Mme Nezha Chekrouni : 
Il faut préciser que le bilan est lié aux objectifs que nous nous sommes assignés au départ. Nous avions un objectif fondamental. Il s’agissait de réaliser la citoyenneté à part entière des Marocains résidant à l’étranger, aussi bien dans les pays d’accueil que dans le pays d’origine. Ce à quoi on ne peut parvenir qu’à travers le partenariat. Pour moi, politique migratoire est égale à citoyenneté plus partenariat. Donc, dès le début, notre démarche était de rendre ce partenariat opérationnel. Nous avons mis à contribution plusieurs ONG de MRE. Nous avons recueilli leurs revendications et leurs propositions.

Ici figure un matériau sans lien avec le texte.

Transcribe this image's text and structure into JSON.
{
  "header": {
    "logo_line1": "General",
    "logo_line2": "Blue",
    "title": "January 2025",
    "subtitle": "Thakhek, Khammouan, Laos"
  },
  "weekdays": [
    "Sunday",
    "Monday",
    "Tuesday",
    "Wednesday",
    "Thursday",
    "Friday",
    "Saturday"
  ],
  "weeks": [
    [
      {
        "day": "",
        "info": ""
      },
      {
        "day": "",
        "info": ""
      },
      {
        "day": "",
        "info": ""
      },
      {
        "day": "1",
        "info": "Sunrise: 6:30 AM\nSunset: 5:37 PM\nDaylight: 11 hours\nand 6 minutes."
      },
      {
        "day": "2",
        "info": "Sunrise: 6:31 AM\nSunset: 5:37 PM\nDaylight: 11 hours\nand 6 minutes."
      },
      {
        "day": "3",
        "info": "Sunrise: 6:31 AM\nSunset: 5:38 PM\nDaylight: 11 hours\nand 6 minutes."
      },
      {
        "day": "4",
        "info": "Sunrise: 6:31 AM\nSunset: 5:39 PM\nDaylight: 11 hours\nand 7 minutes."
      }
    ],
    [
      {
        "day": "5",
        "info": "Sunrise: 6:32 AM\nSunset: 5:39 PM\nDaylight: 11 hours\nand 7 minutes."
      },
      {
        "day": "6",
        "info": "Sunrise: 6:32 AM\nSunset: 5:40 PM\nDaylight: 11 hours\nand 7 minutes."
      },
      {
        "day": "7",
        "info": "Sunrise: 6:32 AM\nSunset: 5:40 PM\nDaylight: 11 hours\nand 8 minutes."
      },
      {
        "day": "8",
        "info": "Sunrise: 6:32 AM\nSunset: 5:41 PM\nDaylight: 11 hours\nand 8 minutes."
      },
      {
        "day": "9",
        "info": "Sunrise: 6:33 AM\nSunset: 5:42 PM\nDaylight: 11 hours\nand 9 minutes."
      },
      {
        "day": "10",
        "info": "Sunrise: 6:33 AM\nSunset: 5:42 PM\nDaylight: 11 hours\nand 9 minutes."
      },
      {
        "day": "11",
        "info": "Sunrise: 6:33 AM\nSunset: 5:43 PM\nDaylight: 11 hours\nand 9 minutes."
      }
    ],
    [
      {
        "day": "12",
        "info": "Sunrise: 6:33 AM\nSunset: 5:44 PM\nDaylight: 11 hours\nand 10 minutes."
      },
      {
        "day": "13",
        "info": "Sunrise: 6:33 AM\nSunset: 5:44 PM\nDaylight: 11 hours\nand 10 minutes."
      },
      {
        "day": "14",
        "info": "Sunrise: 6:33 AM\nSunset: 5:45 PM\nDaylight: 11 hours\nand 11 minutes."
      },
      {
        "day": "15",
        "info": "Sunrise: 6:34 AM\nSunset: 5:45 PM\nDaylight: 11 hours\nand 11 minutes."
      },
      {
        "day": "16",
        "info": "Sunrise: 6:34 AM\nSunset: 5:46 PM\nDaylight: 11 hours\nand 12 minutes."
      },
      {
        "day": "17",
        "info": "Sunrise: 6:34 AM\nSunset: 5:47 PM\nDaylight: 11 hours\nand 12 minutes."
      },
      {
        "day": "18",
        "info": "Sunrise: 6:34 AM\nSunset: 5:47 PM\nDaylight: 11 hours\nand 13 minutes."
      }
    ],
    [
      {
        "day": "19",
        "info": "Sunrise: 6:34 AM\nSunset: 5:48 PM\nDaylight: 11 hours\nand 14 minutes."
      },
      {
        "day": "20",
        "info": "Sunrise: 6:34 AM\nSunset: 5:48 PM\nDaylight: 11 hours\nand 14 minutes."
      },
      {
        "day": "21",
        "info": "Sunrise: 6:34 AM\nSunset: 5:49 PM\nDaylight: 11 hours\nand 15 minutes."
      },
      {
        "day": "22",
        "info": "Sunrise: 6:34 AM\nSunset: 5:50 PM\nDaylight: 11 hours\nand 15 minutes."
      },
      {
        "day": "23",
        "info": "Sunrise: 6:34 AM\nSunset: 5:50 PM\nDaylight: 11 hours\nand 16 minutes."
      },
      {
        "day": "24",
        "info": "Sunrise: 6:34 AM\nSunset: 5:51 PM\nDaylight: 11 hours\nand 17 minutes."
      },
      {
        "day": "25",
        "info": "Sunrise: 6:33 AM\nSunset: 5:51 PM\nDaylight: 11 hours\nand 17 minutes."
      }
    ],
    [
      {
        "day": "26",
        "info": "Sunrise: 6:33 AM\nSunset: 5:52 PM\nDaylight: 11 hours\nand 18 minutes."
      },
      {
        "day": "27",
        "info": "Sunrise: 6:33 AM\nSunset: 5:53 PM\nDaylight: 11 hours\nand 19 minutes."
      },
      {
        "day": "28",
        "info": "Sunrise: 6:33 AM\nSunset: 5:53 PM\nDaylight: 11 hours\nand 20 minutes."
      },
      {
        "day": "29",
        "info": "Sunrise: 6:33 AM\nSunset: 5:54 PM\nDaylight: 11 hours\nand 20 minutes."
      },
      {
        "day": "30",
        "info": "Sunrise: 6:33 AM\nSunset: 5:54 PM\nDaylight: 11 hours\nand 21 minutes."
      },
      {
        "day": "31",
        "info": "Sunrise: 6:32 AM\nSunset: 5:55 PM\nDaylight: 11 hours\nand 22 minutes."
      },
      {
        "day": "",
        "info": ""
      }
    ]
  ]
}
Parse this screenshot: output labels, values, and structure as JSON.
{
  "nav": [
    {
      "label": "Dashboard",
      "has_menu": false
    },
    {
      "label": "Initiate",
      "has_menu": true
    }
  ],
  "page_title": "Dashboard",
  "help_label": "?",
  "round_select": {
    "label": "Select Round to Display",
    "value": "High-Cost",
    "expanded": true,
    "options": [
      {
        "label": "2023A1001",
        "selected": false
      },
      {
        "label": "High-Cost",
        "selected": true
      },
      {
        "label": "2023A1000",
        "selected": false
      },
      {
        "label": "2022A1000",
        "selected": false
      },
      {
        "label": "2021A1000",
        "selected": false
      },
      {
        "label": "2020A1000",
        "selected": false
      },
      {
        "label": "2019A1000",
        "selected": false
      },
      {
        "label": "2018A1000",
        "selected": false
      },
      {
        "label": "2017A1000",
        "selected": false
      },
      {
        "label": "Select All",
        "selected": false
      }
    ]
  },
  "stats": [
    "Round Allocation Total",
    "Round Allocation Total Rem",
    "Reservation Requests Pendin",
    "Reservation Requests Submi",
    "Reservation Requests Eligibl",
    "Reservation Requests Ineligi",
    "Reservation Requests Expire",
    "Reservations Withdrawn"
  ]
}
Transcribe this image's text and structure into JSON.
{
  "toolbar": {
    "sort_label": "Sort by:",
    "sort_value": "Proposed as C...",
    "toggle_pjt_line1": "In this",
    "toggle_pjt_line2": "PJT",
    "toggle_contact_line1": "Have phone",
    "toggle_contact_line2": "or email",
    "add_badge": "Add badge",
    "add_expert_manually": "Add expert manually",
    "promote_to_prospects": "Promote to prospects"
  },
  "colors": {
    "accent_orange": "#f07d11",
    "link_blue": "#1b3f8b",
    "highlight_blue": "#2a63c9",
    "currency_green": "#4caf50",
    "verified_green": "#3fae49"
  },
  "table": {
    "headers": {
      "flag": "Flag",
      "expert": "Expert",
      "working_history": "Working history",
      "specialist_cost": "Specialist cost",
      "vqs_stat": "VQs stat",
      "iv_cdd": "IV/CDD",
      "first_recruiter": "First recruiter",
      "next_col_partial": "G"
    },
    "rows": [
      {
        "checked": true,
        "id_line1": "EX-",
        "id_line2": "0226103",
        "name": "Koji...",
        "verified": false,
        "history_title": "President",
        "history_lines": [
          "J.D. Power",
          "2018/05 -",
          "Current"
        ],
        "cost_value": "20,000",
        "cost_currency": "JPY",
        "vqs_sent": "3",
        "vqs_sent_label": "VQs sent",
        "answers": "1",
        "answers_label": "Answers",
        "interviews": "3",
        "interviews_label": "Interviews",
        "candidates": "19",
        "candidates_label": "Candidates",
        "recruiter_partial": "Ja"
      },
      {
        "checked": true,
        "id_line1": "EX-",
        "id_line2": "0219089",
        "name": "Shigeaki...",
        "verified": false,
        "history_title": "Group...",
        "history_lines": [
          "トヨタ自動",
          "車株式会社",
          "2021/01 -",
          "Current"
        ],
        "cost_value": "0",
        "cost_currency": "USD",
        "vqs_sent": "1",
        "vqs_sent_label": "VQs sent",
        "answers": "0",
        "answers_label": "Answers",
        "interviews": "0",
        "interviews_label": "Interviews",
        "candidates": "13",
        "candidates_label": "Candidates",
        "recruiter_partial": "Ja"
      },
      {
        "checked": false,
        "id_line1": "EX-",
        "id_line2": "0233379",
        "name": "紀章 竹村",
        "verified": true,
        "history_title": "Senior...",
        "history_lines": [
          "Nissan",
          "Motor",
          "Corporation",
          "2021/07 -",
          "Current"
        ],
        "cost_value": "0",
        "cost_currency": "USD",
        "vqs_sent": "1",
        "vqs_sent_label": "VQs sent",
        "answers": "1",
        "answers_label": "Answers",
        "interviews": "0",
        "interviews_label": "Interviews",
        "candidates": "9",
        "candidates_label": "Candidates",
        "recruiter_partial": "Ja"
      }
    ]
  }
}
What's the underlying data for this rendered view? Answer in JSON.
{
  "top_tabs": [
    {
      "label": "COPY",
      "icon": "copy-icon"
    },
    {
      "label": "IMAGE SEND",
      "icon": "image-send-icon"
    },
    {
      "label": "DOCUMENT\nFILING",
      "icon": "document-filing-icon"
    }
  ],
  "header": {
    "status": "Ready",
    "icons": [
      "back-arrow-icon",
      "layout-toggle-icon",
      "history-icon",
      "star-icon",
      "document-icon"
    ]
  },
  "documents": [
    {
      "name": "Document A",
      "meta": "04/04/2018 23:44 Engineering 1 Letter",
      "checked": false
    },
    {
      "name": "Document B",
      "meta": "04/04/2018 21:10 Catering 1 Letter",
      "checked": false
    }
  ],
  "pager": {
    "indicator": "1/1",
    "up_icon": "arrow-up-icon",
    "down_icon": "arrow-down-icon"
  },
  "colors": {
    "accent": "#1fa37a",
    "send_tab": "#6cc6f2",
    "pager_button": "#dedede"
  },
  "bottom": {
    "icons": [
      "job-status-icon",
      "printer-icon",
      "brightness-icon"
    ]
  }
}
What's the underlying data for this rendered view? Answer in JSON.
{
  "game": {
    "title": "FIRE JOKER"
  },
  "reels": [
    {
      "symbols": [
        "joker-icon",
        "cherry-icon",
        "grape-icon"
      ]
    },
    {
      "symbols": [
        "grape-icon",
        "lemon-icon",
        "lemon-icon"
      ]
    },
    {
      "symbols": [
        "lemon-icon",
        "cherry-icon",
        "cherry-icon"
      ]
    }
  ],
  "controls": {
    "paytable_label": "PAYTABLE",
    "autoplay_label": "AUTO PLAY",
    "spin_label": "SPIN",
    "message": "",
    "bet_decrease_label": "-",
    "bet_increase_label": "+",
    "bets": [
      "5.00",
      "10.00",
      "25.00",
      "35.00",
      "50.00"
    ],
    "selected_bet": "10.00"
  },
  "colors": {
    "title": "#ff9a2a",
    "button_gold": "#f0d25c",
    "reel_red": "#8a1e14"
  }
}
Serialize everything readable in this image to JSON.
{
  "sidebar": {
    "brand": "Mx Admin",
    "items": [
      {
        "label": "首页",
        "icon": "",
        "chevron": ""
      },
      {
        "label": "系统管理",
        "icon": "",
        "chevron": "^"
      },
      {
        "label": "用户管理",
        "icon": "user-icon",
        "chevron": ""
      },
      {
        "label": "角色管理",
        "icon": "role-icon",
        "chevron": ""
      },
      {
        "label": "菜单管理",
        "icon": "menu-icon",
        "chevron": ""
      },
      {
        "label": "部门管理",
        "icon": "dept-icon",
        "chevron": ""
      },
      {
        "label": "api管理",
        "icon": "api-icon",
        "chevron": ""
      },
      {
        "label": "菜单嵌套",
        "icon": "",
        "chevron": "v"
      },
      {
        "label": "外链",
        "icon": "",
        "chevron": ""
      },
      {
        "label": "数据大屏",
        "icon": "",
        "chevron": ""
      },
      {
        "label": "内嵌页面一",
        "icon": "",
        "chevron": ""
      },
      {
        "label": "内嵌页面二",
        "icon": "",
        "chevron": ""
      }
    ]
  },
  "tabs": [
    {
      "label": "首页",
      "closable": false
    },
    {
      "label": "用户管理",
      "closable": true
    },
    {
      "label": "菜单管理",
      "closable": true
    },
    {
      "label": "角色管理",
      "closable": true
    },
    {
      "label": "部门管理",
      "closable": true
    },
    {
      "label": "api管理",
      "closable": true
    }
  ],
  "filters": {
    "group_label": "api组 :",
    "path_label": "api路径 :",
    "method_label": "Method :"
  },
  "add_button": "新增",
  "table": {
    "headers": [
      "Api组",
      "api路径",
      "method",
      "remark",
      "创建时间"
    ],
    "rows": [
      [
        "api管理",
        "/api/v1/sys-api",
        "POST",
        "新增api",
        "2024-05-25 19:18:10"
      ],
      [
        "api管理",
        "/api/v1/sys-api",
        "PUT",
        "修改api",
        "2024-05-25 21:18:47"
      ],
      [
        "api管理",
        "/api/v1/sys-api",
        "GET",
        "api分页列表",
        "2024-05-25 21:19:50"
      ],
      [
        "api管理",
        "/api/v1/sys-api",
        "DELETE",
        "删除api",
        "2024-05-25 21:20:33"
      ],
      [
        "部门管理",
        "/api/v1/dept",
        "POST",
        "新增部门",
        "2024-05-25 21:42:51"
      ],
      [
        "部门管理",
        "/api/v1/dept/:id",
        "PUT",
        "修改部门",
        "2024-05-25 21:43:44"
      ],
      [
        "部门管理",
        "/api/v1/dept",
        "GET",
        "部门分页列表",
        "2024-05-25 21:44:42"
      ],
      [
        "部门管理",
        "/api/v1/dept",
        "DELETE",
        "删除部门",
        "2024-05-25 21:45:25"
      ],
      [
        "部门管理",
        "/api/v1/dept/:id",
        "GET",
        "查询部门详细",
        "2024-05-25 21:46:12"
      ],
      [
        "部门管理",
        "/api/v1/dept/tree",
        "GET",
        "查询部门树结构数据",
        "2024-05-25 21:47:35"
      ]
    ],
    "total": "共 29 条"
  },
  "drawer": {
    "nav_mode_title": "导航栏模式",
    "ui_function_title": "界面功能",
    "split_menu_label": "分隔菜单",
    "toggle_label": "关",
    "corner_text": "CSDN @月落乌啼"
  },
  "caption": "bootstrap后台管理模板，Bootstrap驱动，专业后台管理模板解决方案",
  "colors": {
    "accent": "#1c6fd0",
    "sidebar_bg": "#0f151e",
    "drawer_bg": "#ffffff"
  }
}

A partir de là, nous avons élaboré une stratégie basée sur deux volets. Le premier consacré aux actions à mener pour atteindre l’objectif de la citoyenneté à part entière des MRE à l’extérieur. Le second volet concernant, les mesures à prendre, au niveau national, pour dynamiser leur apport, leur donner le droit d’exercer leur citoyenneté et de contribuer à la vie politique, économique, sociale et culturelle de leur pays.

Justement, le problème du droit de vote demeure posé dans un sens comme dans l’autre. Quelques associations étaient montées au créneau pour attirer l’attention sur cette question à la veille des législatives précédentes. Ne pensez-vous pas que c’est là une priorité ?
Nous avions, dès le départ, intégré cette question parmi nos priorités. Il fallait mettre au point une organisation afin que les Marocains deviennent une véritable force de pression, un lobby pour défendre leurs intérêts, nos intérêts en tant que Marocains, notamment la question nationale. D’où celui de la participation des Marocains dans les instances politiques. Comme je l’ai dit, notre stratégie est principalement fondée sur la question de la citoyenneté, or la citoyenneté passe aussi par l’expression politique. Sa Majesté a donné, lors de son dernier discours du Trône, des instructions claires dans ce sens. Aujourd’hui, nous sommes attelés à préparer, avec le concours des ONG de MRE, un projet qui va dans ce sens. 
Pour revenir à la question des objectifs, nous considérons que la langue est le ciment de la nation et de la société. Partant, la refonte de l’enseignement de la langue arabe et de la culture marocaine, figure également parmi nos priorités. Il fallait d’abord répondre à ce besoin d’identité qui s’exprime à travers la langue, la culture et la religion. Aussi, fallait-il mettre à la disposition des MRE de nouveaux moyens pédagogiques pour être en phase avec notre projet de société moderne à travers le corollaire culturel.   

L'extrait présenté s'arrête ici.